Melihat keadaan Batara Guru, semua anak dewata yang diturunkan pun bertangisan. Bagaikan bah air mata Wélong Mpabareq, mengalir bercucuran, melihat anak dewata asuhannya berjalan tanpa mengendarai usungan halilintar, tak dinaungi payung kilat, tak disemarakkan oleh orang Abang Létté, tak diiringi bangsawan tinggi dari Widéq Unruq, dan tak didahului pula oleh penjaga negeri dari Rualletté. Hanya La Oro yang mengiringinya.
“Pergilah kalian menyambut kedatangan Batara Guru dan mengiringi naik ke istananya,” perintah Wélong Mpabareq kepada anak dewata yang diturunkan sebagai pengisi istana.
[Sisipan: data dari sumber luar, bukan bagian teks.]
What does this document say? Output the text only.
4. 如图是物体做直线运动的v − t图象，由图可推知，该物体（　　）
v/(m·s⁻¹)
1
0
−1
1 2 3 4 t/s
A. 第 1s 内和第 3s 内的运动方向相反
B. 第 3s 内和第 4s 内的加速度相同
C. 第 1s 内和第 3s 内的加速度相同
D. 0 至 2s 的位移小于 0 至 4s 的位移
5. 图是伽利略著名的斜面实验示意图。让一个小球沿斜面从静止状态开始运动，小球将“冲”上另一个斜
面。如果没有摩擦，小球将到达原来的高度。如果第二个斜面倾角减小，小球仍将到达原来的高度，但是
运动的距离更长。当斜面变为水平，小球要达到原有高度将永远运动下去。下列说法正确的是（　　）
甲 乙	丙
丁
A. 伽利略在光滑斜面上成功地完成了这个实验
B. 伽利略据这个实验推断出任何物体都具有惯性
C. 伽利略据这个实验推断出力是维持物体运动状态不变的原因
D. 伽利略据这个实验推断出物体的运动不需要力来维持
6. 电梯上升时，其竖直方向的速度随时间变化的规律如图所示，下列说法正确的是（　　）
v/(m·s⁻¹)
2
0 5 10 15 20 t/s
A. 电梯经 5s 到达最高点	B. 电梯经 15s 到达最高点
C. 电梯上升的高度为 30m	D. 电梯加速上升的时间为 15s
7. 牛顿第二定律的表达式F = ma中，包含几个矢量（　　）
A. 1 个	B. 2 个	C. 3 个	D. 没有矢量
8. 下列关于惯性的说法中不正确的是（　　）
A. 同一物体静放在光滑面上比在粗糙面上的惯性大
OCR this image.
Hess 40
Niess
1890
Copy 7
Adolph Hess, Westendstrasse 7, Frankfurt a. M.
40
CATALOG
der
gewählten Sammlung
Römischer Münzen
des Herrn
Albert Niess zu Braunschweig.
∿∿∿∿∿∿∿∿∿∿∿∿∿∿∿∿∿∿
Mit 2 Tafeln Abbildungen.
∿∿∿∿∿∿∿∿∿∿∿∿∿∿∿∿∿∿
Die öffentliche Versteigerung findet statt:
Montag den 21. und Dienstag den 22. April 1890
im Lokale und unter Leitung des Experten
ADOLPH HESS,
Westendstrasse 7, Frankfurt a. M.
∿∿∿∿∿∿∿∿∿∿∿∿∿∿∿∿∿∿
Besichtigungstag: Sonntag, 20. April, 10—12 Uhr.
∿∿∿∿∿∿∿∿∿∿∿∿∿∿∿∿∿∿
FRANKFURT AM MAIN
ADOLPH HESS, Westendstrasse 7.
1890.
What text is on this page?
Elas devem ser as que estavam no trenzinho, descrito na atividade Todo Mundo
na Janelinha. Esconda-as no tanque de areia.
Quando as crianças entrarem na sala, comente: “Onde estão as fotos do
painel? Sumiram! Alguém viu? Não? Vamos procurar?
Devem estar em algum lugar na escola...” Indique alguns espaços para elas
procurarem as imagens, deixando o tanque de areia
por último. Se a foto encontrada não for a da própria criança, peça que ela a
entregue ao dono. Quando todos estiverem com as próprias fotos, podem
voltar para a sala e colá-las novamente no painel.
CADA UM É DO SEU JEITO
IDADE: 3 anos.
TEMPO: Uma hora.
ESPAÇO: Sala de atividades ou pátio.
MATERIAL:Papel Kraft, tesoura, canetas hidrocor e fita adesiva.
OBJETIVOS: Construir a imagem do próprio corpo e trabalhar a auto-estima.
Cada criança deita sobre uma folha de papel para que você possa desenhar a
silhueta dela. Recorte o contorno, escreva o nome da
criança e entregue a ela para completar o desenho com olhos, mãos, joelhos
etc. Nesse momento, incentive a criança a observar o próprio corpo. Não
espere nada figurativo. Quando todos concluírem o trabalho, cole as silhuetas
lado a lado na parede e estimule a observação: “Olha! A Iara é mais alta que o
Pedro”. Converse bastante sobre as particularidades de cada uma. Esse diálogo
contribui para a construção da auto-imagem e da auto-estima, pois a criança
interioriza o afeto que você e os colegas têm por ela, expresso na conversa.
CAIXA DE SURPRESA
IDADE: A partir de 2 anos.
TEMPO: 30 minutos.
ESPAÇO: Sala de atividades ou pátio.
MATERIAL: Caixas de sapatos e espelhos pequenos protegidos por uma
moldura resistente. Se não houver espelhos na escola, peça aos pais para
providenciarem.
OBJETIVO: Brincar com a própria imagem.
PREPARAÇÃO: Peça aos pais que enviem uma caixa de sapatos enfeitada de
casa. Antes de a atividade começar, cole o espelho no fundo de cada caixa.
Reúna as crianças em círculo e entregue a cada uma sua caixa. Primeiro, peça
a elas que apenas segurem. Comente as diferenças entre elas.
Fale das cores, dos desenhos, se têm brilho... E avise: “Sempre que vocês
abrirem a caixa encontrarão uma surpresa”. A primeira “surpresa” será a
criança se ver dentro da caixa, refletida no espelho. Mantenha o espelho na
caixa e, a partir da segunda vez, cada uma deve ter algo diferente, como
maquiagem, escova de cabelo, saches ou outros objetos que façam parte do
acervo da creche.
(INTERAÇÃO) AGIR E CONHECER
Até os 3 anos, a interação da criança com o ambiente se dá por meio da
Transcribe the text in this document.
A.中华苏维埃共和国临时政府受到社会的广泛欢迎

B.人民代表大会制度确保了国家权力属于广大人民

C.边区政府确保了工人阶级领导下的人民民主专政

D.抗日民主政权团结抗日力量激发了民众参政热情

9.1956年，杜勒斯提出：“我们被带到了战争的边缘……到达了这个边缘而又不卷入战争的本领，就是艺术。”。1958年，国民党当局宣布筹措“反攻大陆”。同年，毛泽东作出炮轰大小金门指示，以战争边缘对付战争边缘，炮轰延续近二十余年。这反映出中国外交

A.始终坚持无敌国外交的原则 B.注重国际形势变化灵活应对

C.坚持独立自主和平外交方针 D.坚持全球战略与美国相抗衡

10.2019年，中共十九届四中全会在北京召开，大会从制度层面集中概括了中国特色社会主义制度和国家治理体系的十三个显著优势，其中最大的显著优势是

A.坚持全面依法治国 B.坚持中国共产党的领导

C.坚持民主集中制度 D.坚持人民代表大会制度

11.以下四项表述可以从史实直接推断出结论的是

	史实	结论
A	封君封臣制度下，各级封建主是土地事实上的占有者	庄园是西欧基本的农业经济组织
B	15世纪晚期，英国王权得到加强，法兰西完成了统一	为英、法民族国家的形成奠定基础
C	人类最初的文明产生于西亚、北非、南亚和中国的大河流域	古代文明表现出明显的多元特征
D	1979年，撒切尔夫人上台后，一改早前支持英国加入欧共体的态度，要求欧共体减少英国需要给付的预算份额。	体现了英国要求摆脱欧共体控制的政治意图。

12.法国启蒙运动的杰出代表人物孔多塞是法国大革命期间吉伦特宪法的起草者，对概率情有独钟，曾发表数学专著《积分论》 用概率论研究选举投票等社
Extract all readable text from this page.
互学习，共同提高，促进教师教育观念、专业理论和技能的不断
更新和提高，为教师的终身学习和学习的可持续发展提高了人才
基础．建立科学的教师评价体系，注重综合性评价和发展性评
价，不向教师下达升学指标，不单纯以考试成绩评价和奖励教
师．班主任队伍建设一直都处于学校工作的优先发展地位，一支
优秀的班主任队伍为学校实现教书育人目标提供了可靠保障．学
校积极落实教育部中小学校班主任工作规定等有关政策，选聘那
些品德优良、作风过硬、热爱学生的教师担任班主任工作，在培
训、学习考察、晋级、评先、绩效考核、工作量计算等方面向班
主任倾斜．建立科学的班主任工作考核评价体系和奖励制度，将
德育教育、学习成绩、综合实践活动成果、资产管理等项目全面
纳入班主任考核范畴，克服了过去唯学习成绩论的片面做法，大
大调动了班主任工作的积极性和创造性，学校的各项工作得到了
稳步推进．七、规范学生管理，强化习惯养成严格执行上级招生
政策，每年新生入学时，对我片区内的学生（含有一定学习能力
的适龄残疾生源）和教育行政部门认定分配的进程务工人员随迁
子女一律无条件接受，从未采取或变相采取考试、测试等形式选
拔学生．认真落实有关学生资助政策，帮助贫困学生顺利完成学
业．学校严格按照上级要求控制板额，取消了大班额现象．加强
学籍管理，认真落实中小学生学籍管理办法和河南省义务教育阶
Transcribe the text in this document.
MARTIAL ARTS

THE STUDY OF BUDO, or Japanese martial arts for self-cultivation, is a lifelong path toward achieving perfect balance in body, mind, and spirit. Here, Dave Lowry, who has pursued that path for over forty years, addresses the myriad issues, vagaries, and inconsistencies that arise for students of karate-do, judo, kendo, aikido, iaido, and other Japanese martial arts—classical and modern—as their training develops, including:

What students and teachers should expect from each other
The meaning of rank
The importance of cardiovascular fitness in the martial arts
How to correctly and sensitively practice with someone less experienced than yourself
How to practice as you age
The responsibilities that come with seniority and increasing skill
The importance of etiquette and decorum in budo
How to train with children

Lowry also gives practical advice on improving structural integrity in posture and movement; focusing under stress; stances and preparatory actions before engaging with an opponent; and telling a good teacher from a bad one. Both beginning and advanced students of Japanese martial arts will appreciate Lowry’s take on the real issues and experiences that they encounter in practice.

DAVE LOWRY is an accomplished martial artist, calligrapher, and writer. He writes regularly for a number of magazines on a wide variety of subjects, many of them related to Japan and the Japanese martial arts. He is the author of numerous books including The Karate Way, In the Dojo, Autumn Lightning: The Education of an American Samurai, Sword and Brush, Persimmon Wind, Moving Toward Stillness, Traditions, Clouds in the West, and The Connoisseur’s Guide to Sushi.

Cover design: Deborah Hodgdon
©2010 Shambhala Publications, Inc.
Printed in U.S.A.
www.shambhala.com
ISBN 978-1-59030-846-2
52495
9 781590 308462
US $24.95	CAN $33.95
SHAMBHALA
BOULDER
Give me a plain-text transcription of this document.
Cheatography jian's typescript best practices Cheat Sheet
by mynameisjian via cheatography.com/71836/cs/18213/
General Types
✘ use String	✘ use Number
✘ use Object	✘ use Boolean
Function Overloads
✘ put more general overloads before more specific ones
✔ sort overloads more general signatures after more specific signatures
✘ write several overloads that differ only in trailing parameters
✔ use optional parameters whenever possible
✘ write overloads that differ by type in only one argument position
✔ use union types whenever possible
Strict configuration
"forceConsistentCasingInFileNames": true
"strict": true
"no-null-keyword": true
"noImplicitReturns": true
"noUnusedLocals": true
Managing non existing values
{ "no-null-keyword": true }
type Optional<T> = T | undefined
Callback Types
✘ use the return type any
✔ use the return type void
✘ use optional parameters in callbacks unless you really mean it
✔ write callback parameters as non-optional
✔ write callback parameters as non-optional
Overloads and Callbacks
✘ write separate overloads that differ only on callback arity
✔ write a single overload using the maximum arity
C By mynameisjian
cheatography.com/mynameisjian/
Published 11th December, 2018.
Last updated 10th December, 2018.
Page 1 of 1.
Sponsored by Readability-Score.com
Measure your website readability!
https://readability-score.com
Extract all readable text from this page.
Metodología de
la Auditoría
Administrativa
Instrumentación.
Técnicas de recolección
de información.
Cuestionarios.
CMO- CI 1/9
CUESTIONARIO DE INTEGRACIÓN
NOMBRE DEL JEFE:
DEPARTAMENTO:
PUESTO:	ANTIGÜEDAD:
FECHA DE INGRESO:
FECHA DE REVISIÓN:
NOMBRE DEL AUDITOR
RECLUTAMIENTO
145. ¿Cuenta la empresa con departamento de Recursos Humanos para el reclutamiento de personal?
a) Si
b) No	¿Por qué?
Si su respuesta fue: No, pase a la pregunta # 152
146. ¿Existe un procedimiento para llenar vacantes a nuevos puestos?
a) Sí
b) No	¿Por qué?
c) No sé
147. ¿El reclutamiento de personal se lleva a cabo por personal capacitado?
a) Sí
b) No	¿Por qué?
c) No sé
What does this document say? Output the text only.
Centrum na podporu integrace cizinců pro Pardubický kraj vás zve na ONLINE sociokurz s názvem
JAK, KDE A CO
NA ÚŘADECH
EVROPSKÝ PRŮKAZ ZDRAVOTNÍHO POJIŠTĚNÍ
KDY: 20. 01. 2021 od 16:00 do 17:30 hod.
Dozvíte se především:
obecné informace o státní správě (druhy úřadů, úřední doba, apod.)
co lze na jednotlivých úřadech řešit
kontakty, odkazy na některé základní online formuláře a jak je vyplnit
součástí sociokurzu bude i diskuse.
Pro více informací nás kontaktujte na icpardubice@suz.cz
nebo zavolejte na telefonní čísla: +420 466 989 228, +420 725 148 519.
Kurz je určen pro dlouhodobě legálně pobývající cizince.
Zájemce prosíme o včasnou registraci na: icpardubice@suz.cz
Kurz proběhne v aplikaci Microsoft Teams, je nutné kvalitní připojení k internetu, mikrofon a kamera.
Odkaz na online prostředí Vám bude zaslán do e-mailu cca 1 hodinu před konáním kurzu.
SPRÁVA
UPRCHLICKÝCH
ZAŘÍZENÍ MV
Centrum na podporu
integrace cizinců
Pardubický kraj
Dalam sekejap saja, serentak semua anak dewata berangkat, mengelu-elukan Batara Guru, dan mengiringinya memasuki pekarangan istana. Saat kakinya menginjak tangga guntur dan tangannya berpegangan pada susunan kemilau, bertih keemasan pun ditabur dari atas tangga, bagai rinai hujan yang berjatuhan dari langit. Kuur semangat kekahyangan membahana ke seantero Alé Luwu.
“Kuur duhai jiwa yang suci. Terbanglah kemari mendekap anak dewata yang terasing di bumi ini. Datanglah semangat jiwa kedatuanmu, duhai Batara Guru. Naiklah kemari ke istanamu, dan duduklah di atas peterana berhias emas, di tengah-tengah balairungmu,” seru Wélong Mpabareq.
Dengan tenang Batara Guru mulai melangkahi ambang guntur dan menyusuri lantai papan badai kemilau. Wélong Mpabareq sendiri yang menayang lengan Manurungngé sembari menayang alat pemanggil roh kekahyangannya. Putra mahkota Boting Langiq itu terus berjalan diapit oleh saudara sesusuannya dari Wawo Langiq, diramaikan inang pengasuh dari Widéq Unruq. Berjalan di depannya pembawa kipas, dari Léténg Nriuq.
“Silahkan duduk, Tuanku, di atas singgasana nan permai berhias emas,” berkata Wé Lélé Ellung dan Apung Telaga.